3.1. Functionalization of Gold Surfaces
In view of the detection of small molecules by SPRi detection, we aimed at an amplification of the SPRi signal by the use of gold nanoparticles (AuNPs). Those nanoparticles have two main effects: besides an amplification phenomenon due to their mass, we may also expect a coupling between the localized surface plasmon of the AuNPs and the surface plasmons of the biosensor itself [30]. The latter effect is present as soon as the AuNPs are sufficiently close to the sensor surface (distance lower than 10 nm) [31,32]. However, this amplification requires successful functionalization on both gold surfaces with anti-fouling molecules in order to avoid non-specific adsorption. 

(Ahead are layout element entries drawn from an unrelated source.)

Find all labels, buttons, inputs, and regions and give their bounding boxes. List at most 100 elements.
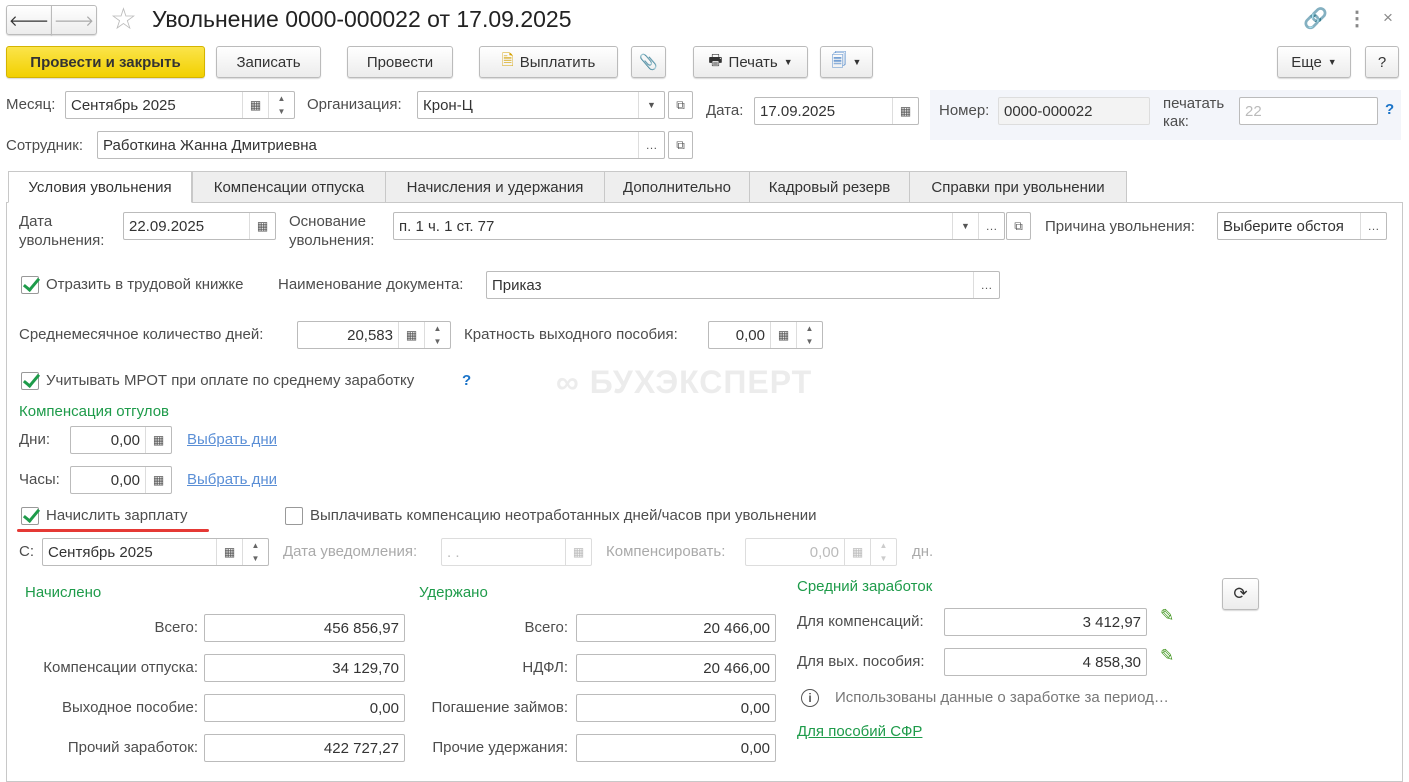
dropdown-arrow-icon[interactable]: ▼ (952, 213, 978, 239)
open-employee-button[interactable]: ⧉ (668, 131, 693, 159)
pencil-edit-icon[interactable]: ✎ (1160, 606, 1174, 626)
more-button[interactable]: Еще ▼ (1277, 46, 1351, 78)
help-label: ? (1377, 53, 1387, 71)
avg-earnings-title: Средний заработок (797, 578, 933, 595)
tab-dismissal-certificates[interactable]: Справки при увольнении (909, 171, 1127, 203)
calculator-icon[interactable]: ▦ (770, 322, 796, 348)
basis-value: п. 1 ч. 1 ст. 77 (399, 217, 495, 235)
notice-date-value: . . (447, 543, 460, 561)
calendar-icon[interactable]: ▦ (242, 92, 268, 118)
tab-personnel-reserve[interactable]: Кадровый резерв (749, 171, 910, 203)
hours-value: 0,00 (110, 471, 140, 489)
choose-days-link-hours[interactable]: Выбрать дни (187, 471, 277, 488)
accrue-salary-checkbox[interactable] (21, 507, 39, 525)
tab-additional[interactable]: Дополнительно (604, 171, 750, 203)
avg-days-field[interactable]: 20,583 ▦ ▲ ▼ (297, 321, 451, 349)
pay-button[interactable]: 🗎 Выплатить (479, 46, 618, 78)
basis-field[interactable]: п. 1 ч. 1 ст. 77 ▼… (393, 212, 1005, 240)
mrot-checkbox[interactable] (21, 372, 39, 390)
calculator-icon[interactable]: ▦ (844, 539, 870, 565)
accrued-severance-label: Выходное пособие: (62, 699, 198, 716)
help-icon[interactable]: ? (462, 372, 471, 389)
back-button[interactable]: 🡐 (6, 5, 52, 35)
post-and-close-button[interactable]: Провести и закрыть (6, 46, 205, 78)
days-label: Дни: (19, 431, 50, 448)
calculator-icon[interactable]: ▦ (398, 322, 424, 348)
dismissal-date-field[interactable]: 22.09.2025 ▦ (123, 212, 276, 240)
post-button[interactable]: Провести (347, 46, 453, 78)
refresh-icon: ⟳ (1233, 584, 1248, 603)
date-field[interactable]: 17.09.2025 ▦ (754, 97, 919, 125)
organization-field[interactable]: Крон-Ц ▼ (417, 91, 665, 119)
calendar-icon[interactable]: ▦ (216, 539, 242, 565)
select-ellipsis-button[interactable]: … (638, 132, 664, 158)
withheld-ndfl-field: 20 466,00 (576, 654, 776, 682)
sev-avg-field: 4 858,30 (944, 648, 1147, 676)
create-based-on-button[interactable]: 🗐 ▼ (820, 46, 873, 78)
help-icon[interactable]: ? (1385, 101, 1394, 118)
save-button[interactable]: Записать (216, 46, 321, 78)
compensate-label: Компенсировать: (606, 543, 726, 560)
attach-button[interactable]: 📎 (631, 46, 666, 78)
help-button[interactable]: ? (1365, 46, 1399, 78)
days-field[interactable]: 0,00 ▦ (70, 426, 172, 454)
print-button[interactable]: 🖶 Печать ▼ (693, 46, 808, 78)
workbook-checkbox[interactable] (21, 276, 39, 294)
payment-document-icon: 🗎 (501, 51, 514, 69)
calculator-icon[interactable]: ▦ (145, 427, 171, 453)
tab-dismissal-conditions[interactable]: Условия увольнения (8, 171, 192, 203)
calendar-icon[interactable]: ▦ (565, 539, 591, 565)
month-field[interactable]: Сентябрь 2025 ▦ ▲ ▼ (65, 91, 295, 119)
reason-field[interactable]: Выберите обстоя… (1217, 212, 1387, 240)
employee-field[interactable]: Работкина Жанна Дмитриевна… (97, 131, 665, 159)
dismissal-date-value: 22.09.2025 (129, 217, 205, 235)
calculator-icon[interactable]: ▦ (145, 467, 171, 493)
close-icon[interactable]: × (1383, 8, 1393, 28)
pay-label: Выплатить (519, 53, 596, 71)
more-vertical-icon[interactable]: ⋮ (1347, 6, 1367, 31)
forward-button[interactable]: 🡒 (51, 5, 97, 35)
dismissal-date-label: Дата увольнения: (19, 213, 105, 249)
number-field[interactable]: 0000-000022 (998, 97, 1150, 125)
select-ellipsis-button[interactable]: … (978, 213, 1004, 239)
tab-vacation-compensation[interactable]: Компенсации отпуска (192, 171, 386, 203)
compensate-field[interactable]: 0,00 ▦ ▲ ▼ (745, 538, 897, 566)
calendar-icon[interactable]: ▦ (892, 98, 918, 124)
favorite-star-icon[interactable]: ☆ (110, 2, 137, 37)
print-as-field[interactable]: 22 (1239, 97, 1378, 125)
accrued-total-value: 456 856,97 (323, 619, 399, 637)
date-label: Дата: (706, 102, 744, 119)
chevron-down-icon: ▼ (783, 57, 793, 67)
sfr-benefits-link[interactable]: Для пособий СФР (797, 723, 922, 740)
severance-mult-spinner[interactable]: ▲ ▼ (796, 322, 822, 348)
withheld-loans-field: 0,00 (576, 694, 776, 722)
severance-mult-value: 0,00 (735, 326, 765, 344)
dropdown-arrow-icon[interactable]: ▼ (638, 92, 664, 118)
accrued-severance-field: 0,00 (204, 694, 405, 722)
notice-date-field[interactable]: . . ▦ (441, 538, 592, 566)
doc-name-field[interactable]: Приказ… (486, 271, 1000, 299)
hours-field[interactable]: 0,00 ▦ (70, 466, 172, 494)
open-organization-button[interactable]: ⧉ (668, 91, 693, 119)
refresh-button[interactable]: ⟳ (1222, 578, 1259, 610)
from-spinner[interactable]: ▲ ▼ (242, 539, 268, 565)
from-field[interactable]: Сентябрь 2025 ▦ ▲ ▼ (42, 538, 269, 566)
month-value: Сентябрь 2025 (71, 96, 176, 114)
calendar-icon[interactable]: ▦ (249, 213, 275, 239)
pay-compensation-checkbox[interactable] (285, 507, 303, 525)
select-ellipsis-button[interactable]: … (973, 272, 999, 298)
open-basis-button[interactable]: ⧉ (1006, 212, 1031, 240)
select-ellipsis-button[interactable]: … (1360, 213, 1386, 239)
export-document-icon: 🗐 (831, 51, 847, 69)
tab-accruals-deductions[interactable]: Начисления и удержания (385, 171, 605, 203)
link-icon[interactable]: 🔗 (1303, 6, 1328, 31)
pencil-edit-icon[interactable]: ✎ (1160, 646, 1174, 666)
choose-days-link[interactable]: Выбрать дни (187, 431, 277, 448)
compensate-spinner[interactable]: ▲ ▼ (870, 539, 896, 565)
withheld-ndfl-label: НДФЛ: (522, 659, 568, 676)
month-spinner[interactable]: ▲ ▼ (268, 92, 294, 118)
accrued-title: Начислено (25, 584, 102, 601)
severance-mult-field[interactable]: 0,00 ▦ ▲ ▼ (708, 321, 823, 349)
avg-days-spinner[interactable]: ▲ ▼ (424, 322, 450, 348)
accrued-vacation-value: 34 129,70 (332, 659, 399, 677)
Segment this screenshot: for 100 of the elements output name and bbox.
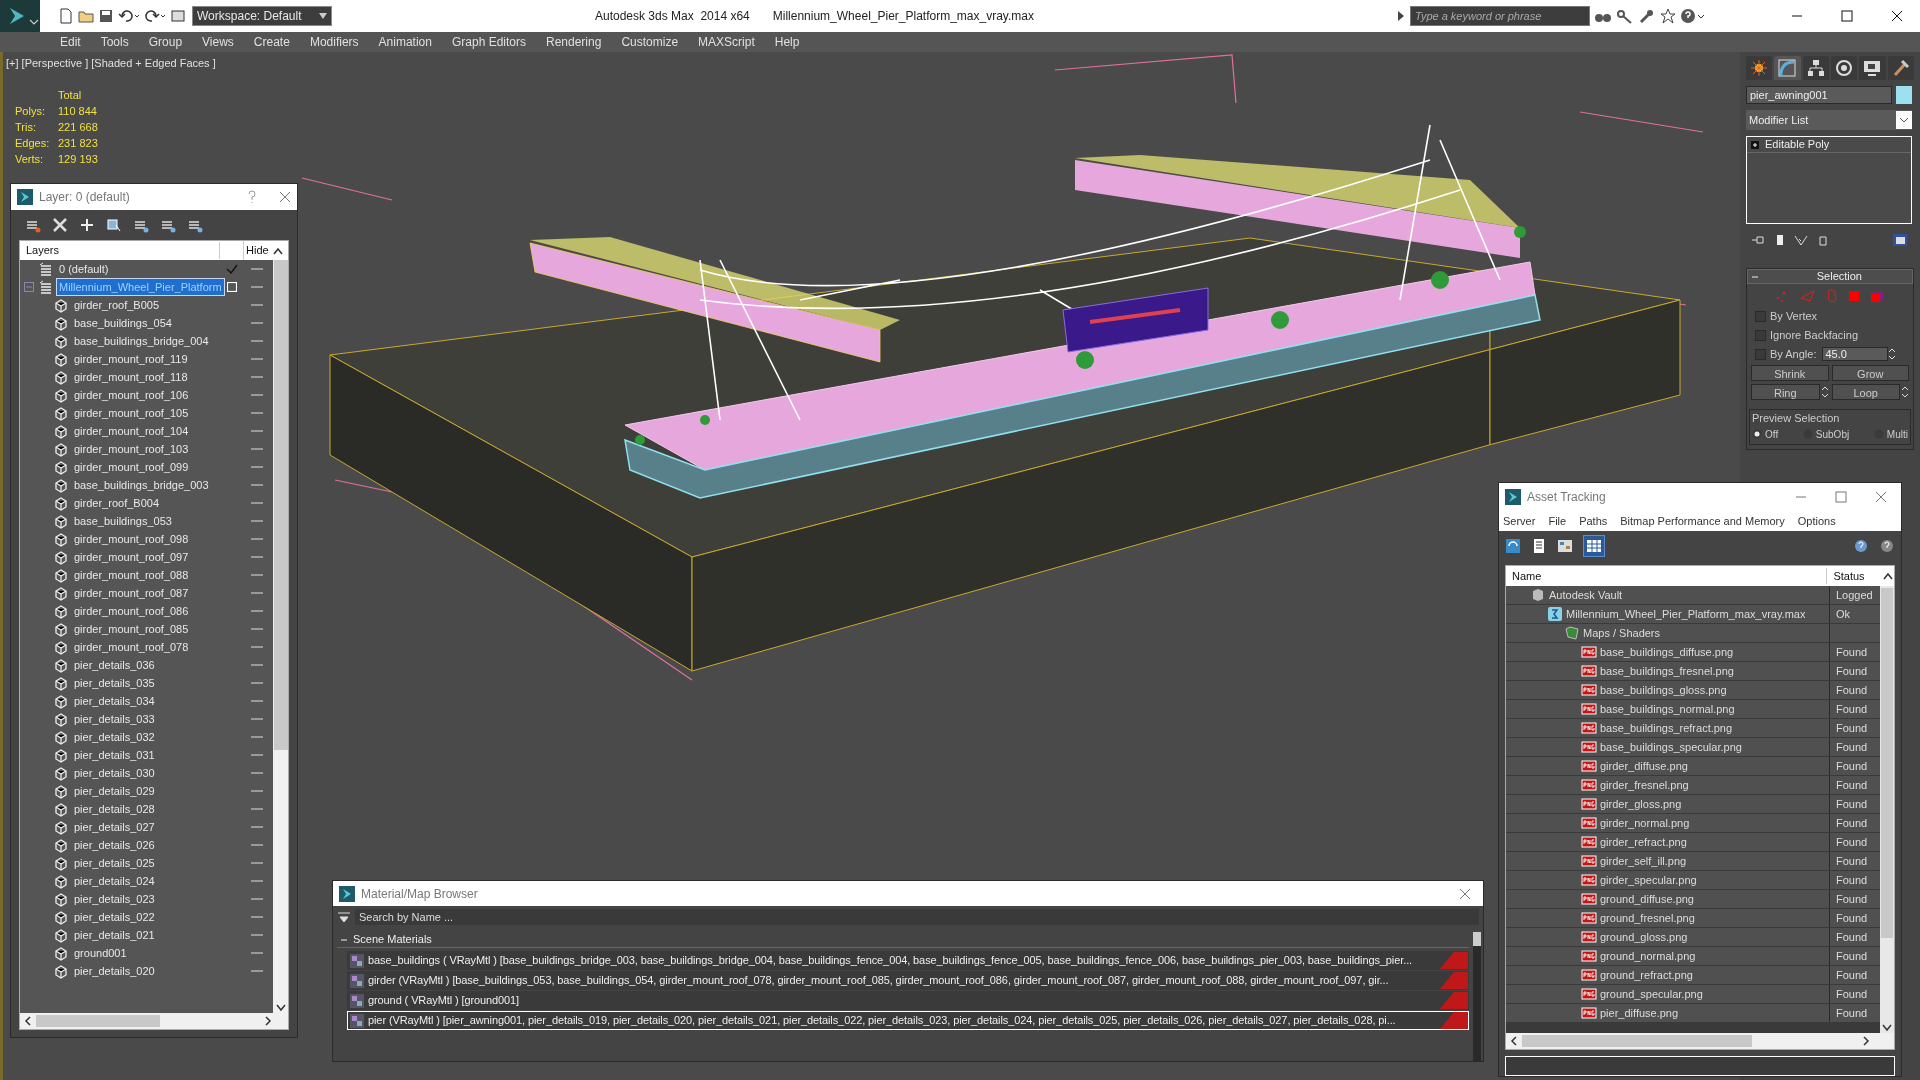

PEG molecules are commonly used to decrease protein spontaneous adsorptions on surfaces and thus increase signal to noise ratios. This functionalization approach was successfully used for the detection of proteins by aptamer microarrays [21,22]. We adapted this method to the case of sandwich assays with split-aptamers grafted to the gold surface of SPRi prisms and nanoparticles. Two different lengths of thiolated PEG molecules have been tested for self-assembling monolayer (SAM) formation on gold: short and long ones of respectively 300 Da (PEG300) and 2 kDa (PEG2000). As can be seen from Figure 1, the longer PEG co-grafted with the split-aptamer sequences gave impressive results. While injecting gold nanoparticles grafted with Split-APT and PEG2000, no signal was observed on the gold surface of the SPRi prisms (Au curve in yellow). Furthermore, no signal was observed also on spots grafted with negative control sequences CN8 and PEG2000 (CN8 curve in grey). The lack of non‑specific interactions and SPRi signal on both cases insures that any SPRi signal observed on other spots effectively corresponds to specific interactions.
Figure 1  Reflectivity shifts observed upon injection of gold nanoparticles grafted with Split-APT sequences on various spots of the Surface Plasmon Resonance imaging (SPRi) biosensor surface without the target adenosine present in the solution. Signal increase is observed only on Split-APT8 spots through hybridization of the hairpin stems of the split‑aptamers. APT8 and APT4 spots do not present signal shift due to a folding of the complete aptamer on the surface while Split-APT4 sequences present stems (four bases) too short to hybridize with the Split-APT sequences grafted on the gold nanoparticles. Lack of non-specific signal is also confirmed on control spots with sequences CN8 and Split-APT or on pure gold.   The same experiments were realized with PEG300 on one or both gold surfaces (prisms or AuNPs). These trials were always leading to increased non-specific signals compared to PEG2000 grafting. Thus, the grafting with PEG300 was not considered for the following experiments, only PEG2000 co‑grafting of the spotsand the AuNPs were considered. In conclusion, it seems that the hydrophilic behavior brought by the long PEG chains avoid any non-specific interactions and justifies the use of this original grafting strategy for sandwich assays with AuNP SPRi signal amplification.